Berdasarkan keterangan KPK, Yana diduga menerima hadiah terkait janji penyelenggara negara dalam pengadaan barang jasa berupa CCTV dan jaringan internet.

Melansir situs resmi Kota Bandung, ide Smart City di Bandung dicetuskan Ridwan Kamil (RK) saat masih menjabat sebagai Wali Kota Bandung 2016 silam. Konsep ini bertujuan mempermudah warga dengan dukungan konektivitas tinggi dan pemanfaatan teknologi informasi.

Bandung Smart City merupakan kota yang berfungsi secara maksimal dalam mengelola berbagai sumber daya kota secara efektif dan efisien.

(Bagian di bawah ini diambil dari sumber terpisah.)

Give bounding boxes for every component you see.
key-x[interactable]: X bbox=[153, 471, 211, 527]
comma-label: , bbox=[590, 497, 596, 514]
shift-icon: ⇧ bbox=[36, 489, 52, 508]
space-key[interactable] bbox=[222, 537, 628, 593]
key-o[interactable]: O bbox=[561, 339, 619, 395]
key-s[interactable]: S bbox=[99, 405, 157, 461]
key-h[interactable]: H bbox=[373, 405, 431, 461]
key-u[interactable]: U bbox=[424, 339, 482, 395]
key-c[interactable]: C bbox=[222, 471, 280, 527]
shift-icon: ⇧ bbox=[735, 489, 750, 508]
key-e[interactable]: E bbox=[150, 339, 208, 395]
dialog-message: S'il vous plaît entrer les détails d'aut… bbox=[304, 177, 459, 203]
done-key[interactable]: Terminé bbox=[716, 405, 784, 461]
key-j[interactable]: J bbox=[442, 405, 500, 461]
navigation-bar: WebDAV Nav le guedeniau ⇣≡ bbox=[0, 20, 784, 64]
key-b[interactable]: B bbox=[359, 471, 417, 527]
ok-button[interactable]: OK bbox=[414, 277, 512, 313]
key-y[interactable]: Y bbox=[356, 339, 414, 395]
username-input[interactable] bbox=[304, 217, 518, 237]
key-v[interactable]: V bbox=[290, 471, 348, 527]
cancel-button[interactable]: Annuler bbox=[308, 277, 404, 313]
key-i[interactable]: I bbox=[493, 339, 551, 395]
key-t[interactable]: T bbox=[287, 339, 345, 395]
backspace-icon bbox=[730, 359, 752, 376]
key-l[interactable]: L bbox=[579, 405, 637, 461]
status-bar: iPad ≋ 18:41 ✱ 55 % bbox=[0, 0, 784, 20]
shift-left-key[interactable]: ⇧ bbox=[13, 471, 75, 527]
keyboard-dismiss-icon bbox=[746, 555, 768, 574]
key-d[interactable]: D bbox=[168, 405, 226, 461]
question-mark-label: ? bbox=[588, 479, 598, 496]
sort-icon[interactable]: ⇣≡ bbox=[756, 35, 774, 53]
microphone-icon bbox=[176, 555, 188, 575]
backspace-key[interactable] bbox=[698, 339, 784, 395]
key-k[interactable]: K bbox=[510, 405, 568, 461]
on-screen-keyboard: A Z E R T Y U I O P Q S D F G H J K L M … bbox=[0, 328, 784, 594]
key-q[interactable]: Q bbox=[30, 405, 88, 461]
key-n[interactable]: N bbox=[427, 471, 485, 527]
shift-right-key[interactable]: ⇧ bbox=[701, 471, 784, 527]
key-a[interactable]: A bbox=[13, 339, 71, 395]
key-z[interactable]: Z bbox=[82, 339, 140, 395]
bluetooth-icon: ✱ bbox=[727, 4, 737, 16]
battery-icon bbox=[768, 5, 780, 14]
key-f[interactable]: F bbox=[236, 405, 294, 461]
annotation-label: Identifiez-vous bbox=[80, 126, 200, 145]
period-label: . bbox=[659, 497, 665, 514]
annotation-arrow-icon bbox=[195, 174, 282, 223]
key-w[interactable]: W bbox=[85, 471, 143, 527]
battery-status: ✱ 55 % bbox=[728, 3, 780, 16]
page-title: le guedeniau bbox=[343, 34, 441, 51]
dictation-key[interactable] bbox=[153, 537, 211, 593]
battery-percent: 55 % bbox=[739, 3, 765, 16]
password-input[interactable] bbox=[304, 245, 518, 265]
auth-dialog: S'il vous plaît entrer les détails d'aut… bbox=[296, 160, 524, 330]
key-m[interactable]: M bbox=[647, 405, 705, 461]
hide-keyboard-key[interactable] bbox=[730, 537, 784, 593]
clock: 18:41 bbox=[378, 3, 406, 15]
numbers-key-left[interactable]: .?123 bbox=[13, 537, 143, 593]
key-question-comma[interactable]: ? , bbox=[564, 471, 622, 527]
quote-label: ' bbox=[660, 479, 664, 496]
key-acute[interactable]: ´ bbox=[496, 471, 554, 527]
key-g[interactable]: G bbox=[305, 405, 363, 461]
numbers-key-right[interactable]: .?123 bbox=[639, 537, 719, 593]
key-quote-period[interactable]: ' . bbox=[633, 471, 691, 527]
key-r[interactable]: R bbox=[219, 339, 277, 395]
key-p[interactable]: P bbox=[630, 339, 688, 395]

Bandung Smart City diharapkan membantu warga untuk mengetahui tingkat kemacetan, lokasi (taman kota) yang memiliki wifi, penataan angkot, pengelolaan sampah dan daerah wisata.

Terdapat enam klaster layanan utama yakni Smart Governance, Smart Branding, Smart Economy, Smart Living, Smart Society, dan Smart Environment.

Saat ini, Bandung Smart City dapat diakses melalui laman https://smartcity.bandung.go.id.

Bandung Smart City juga sempat menyabet penghargaan dari Kementerian Komunikasi dan Informatika RI dan kementerian terkait sebagai pelaksanaan program Smart City terbaik kategori Smart Governance pada Desember 2022 lalu.

Informasi lebih lanjut, masyarakat dapat mendaftar dan mengakses 14 fitur menu yang tersedia, di antaranya informasi soal pelayanan masyarakat yang meliputi enam layanan utama mereka.

Ada pula informasi terkait CCTV, laporan masyarakat, open data, PPID, harga pangan, kamar rumah sakit, informasi stok darah, events, hingga chatbox.

Masyarakat juga diberikan akses untuk mempermudah saat mengurusi perizinan untuk mendirikan bangunan, kependudukan yang meliputi pembuatan KTP, pelayanan pajak hingga pelayanan gawat darurat.

Masyarakat Bandung juga bisa bergabung dengan Badami Bandung Smart City Forum untuk saling berbagi informasi dan inovasi program-program di Kota Kembang itu.